To make matters worse for digital businesses, bot management solutions such as CAPTCHAs have lost their supremacy over bots. While bots have become sophisticated using advanced technologies, CAPTCHAs have not been able to evolve at the same pace. This has resulted in CAPTCHAs being cleared by even some of the basic bots.

Arkose Labs accurately distinguishes between human and automated traffic to neutralize automated spam attacks before they can scale. Using a combination of dynamic risk decisioning and targeted friction, through Arkose MatchKey challenges, Arkose Labs makes the attack incrementally more costly for fraudsters, which prevents them from scaling up their operations.

The Arkose Labs solution is so effective at rooting out automated attacks that it is backed by an SLA guarantee. This provides commercial assurance that it will defeat bots attacks within a set timeframe, protecting your users from phishing scams, malicious messages and other forms of abuse.

For more information on how Arkose Labs can partner with your enterprise to stop bot attacks, be sure to book a meeting with us today.

FAQ

Bots are software applications that perform tasks and actions automatically in a specific set pattern without human intervention.. While bots can be used for good, like search engine crawling and site monitoring, there are bad bots that can perform malicious tasks. Bot traffic refers to non-human traffic to a website.
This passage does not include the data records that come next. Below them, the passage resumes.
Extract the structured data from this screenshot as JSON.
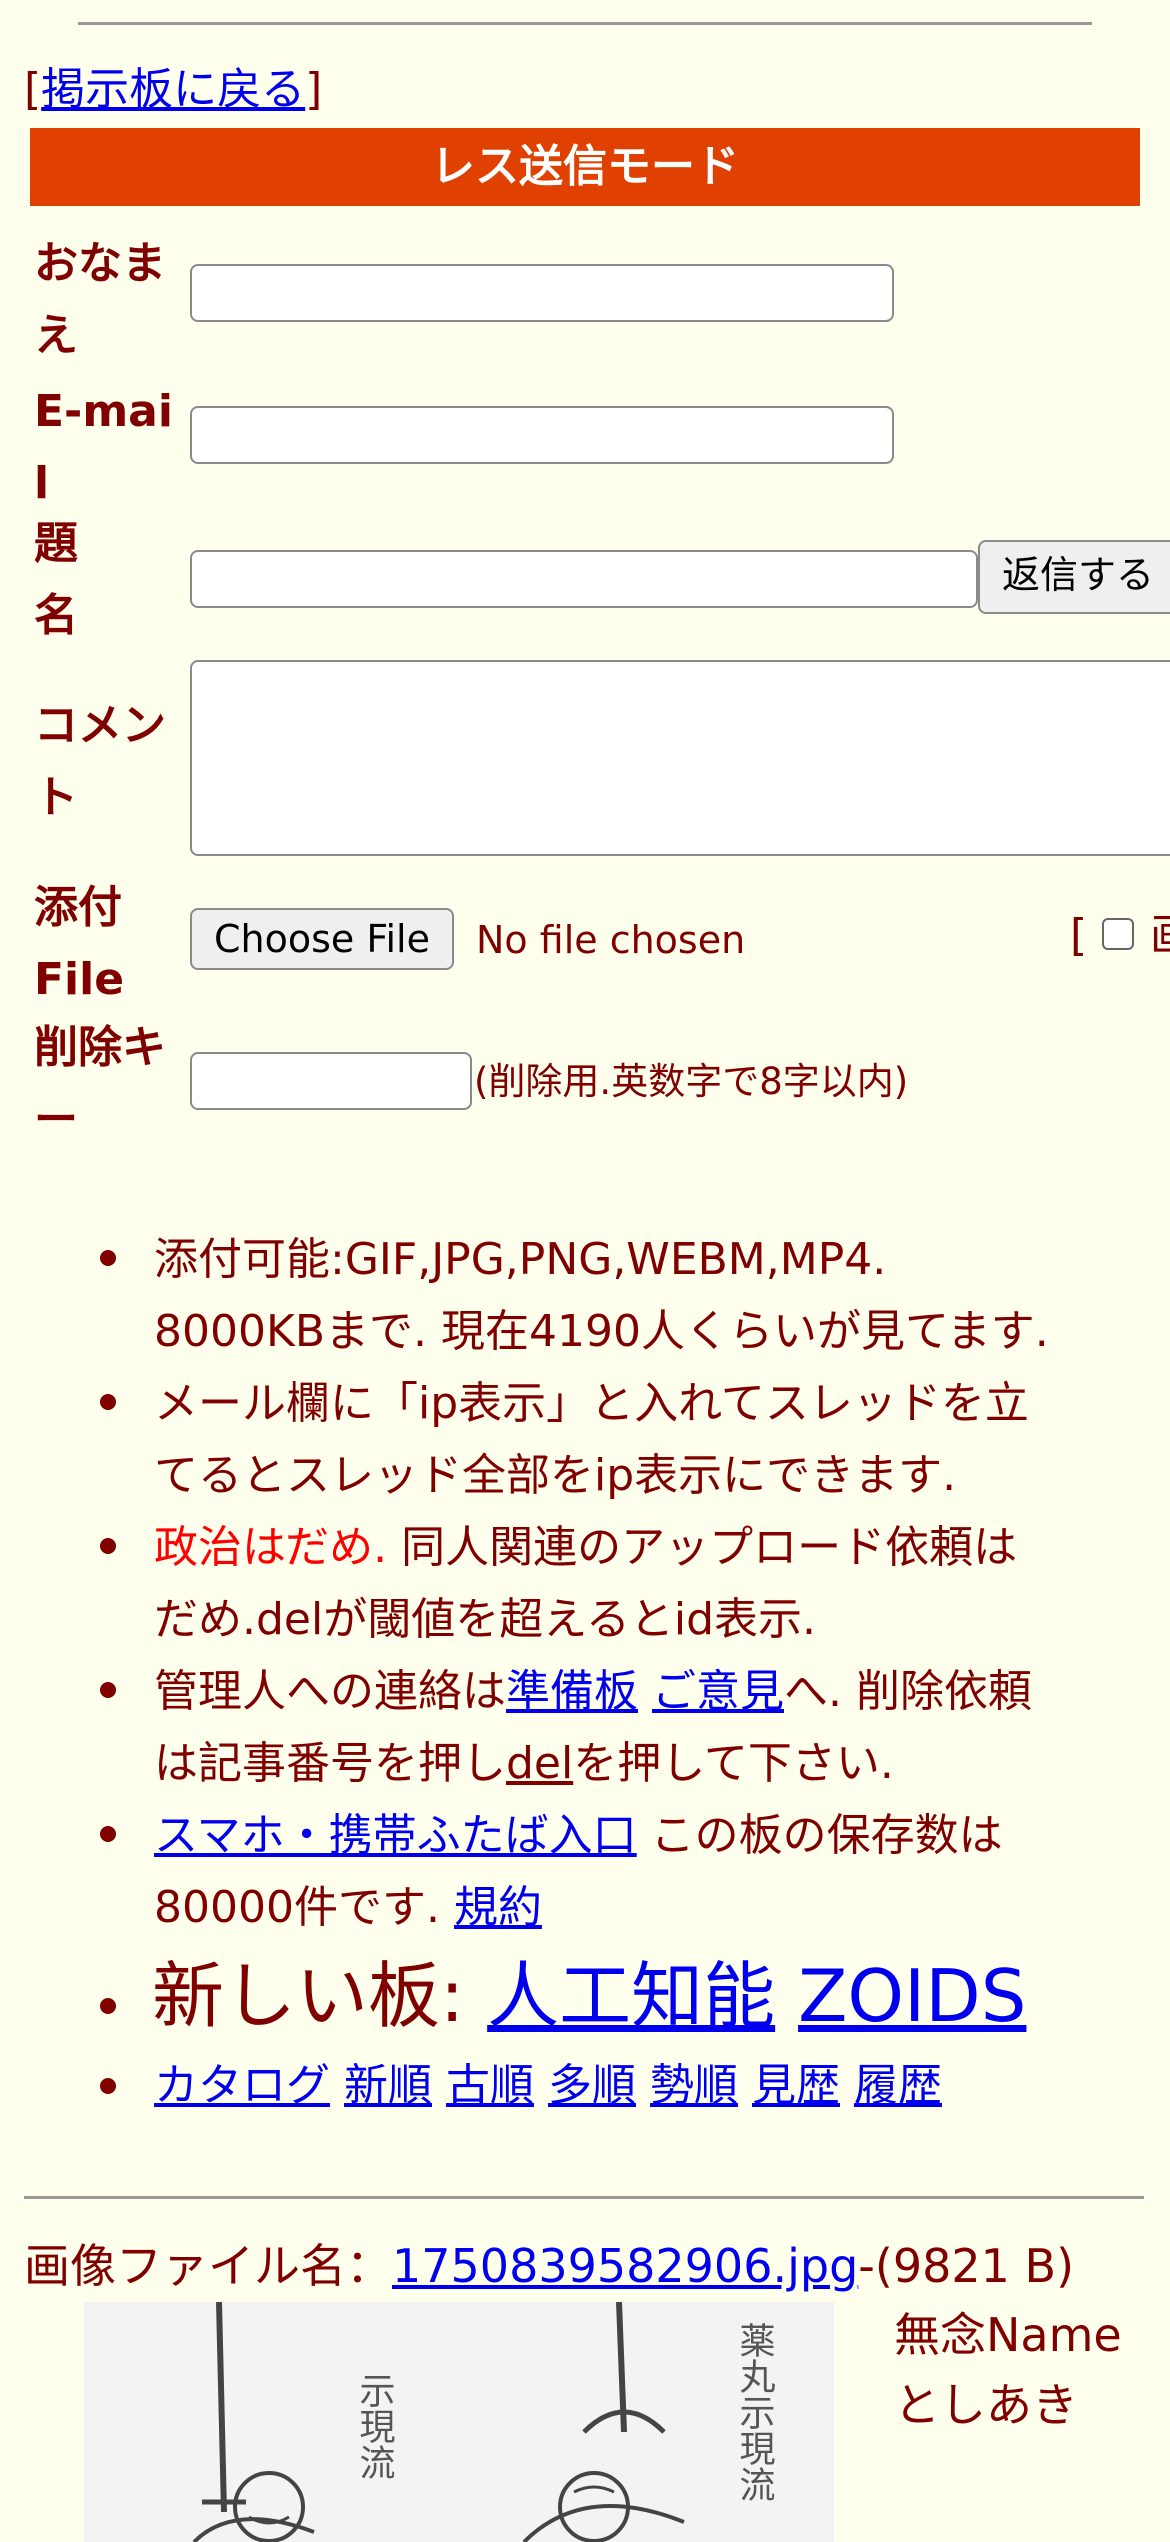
{
  "header": {
    "back_bracket_open": "[",
    "back_link": "掲示板に戻る",
    "back_bracket_close": "]",
    "mode_title": "レス送信モード"
  },
  "form": {
    "name_label": "おなまえ",
    "email_label": "E-mail",
    "subject_label": "題名",
    "submit_button": "返信する",
    "comment_label": "コメント",
    "attach_label": "添付File",
    "choose_file_button": "Choose File",
    "no_file_text": "No file chosen",
    "image_opt_prefix": "[",
    "image_opt_label": "画",
    "delete_key_label": "削除キー",
    "delete_key_hint": "(削除用.英数字で8字以内)"
  },
  "notes": {
    "n1_line1": "添付可能:GIF,JPG,PNG,WEBM,MP4.",
    "n1_line2": "8000KBまで. 現在4190人くらいが見てます.",
    "n2_line1": "メール欄に「ip表示」と入れてスレッドを立",
    "n2_line2": "てるとスレッド全部をip表示にできます.",
    "n3_red": "政治はだめ.",
    "n3_rest": " 同人関連のアップロード依頼は",
    "n3_line2": "だめ.delが閾値を超えるとid表示.",
    "n4_pre": "管理人への連絡は",
    "n4_link1": "準備板",
    "n4_link2": "ご意見",
    "n4_post": "へ. 削除依頼",
    "n4_line2_pre": "は記事番号を押し",
    "n4_del": "del",
    "n4_line2_post": "を押して下さい.",
    "n5_link": "スマホ・携帯ふたば入口",
    "n5_rest": " この板の保存数は",
    "n5_line2_pre": "80000件です. ",
    "n5_terms": "規約",
    "n6_prefix": "新しい板: ",
    "n6_link1": "人工知能",
    "n6_link2": "ZOIDS",
    "nav": [
      "カタログ",
      "新順",
      "古順",
      "多順",
      "勢順",
      "見歴",
      "履歴"
    ]
  },
  "post": {
    "file_label": "画像ファイル名：",
    "file_name": "1750839582906.jpg",
    "file_size": "-(9821 B)",
    "poster_line1": "無念Name",
    "poster_line2": "としあき",
    "thumb_text_left": "示現流",
    "thumb_text_right": "薬丸示現流"
  }
}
There are various types of bot attacks that pose a serious threat to cybersecurity. For instance, bots can execute click fraud campaigns, conduct credential stuffing attacks, generate malicious traffic for DDoS attacks, and send spam emails. Additionally, these attacks target sensitive data and vulnerable APIs and can be executed through various means by attackers.

To protect against bot attacks, enterprises should utilize a combination of strategies and tools, such as real-time traffic monitoring and bot management. Keeping software updated, being vigilant for unusual activity, creating secure passwords, and using advanced cybersecurity software can also help prevent botnet infections.

Bot management is a strategy that enables businesses to detect bot activity, identify its source and stop malicious bots while allowing good bots (such as search engine crawlers) to access their websites and apps.